While it may be true that Warmbier’ trip to enemy territory was built on an ingrained feeling of ‘couldn’t happen to me’, this diminished fear of putting himself under the jurisdiction of a totalitarian regime is a result of being raised in a free society; not by being raised white, and La Sha’s own callous assessment of the situation equally stems from a life of secular comfort which she takes for granted, as she proves herself unable to conceive of brutality far surpassing anything she has experienced herself in her daily life
It’s hard to decide which is more disturbing about these responses – the lack of human sympathy or the willingness to accept such an obviously coerced confession in the first place. It only makes sense when you consider that to both communist dystopias and western progressives share a proclivity to view people not as individuals, but as representatives of collective identities, and as such, the truth is of little relevance to either. Individual guilt matters less than collective guilt for ideologues who always believe themselves to be acting in service of the greater good. Such relegation of the importance of individual human suffering is what allowed North Korea to publicly cast Warmbier as the embodiment of America’s subversive intentions, and for the progressive left to cast Warmbier in the symbolic role ‘white privilege’ getting its comeuppance at the hands of superior non-whites. As for the truth of happened to Warmbier between his show-trial and his death, we shall never know. But whatever happened, it was not deserved.
The cruelty of the North Korean authorities is horrible but unsurprising.
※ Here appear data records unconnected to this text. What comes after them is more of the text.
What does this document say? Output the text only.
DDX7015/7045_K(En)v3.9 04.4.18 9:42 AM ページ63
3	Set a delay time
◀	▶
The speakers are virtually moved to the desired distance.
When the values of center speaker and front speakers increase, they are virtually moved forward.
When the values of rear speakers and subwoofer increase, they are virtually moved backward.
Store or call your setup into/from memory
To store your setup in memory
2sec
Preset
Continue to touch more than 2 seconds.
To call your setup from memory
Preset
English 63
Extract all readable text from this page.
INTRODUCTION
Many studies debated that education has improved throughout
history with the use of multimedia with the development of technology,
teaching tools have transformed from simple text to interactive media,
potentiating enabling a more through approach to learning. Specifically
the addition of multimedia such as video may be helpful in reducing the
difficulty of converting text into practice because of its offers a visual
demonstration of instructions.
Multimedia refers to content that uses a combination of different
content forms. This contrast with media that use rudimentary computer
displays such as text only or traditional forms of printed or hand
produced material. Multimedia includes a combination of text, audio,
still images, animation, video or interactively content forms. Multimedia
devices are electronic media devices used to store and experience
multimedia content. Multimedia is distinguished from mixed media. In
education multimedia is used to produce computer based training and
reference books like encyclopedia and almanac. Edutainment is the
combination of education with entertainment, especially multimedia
What is most surprising is the mindless cruelty of Americans like Wilmore or La Sha. It really shows that humanism of modern post-Christian Western society is skin-deep. It must be frightening to live in North Korea, but living in modern America among all those people who have totally rejected not only Christian charity, but even basic kindness, which every sane individual has as an in-built feature, one must also feel a little insecure.
“…(R)elegation of the importance of individual human suffering…” is surely “the banality of evil” made flesh. The extent and depravity of fascism – both the state kind as in DPRK, and the liberal kind as in, well, everywhere that Western intellectuals abound – is as astonishing as it is tragic. May God forgive them.
I stole the American flag from the public waterfront in my (non-American) hometown where it was flying 50 years ago. Back then, pranks didn’t lead to capital punishment. RIP young man.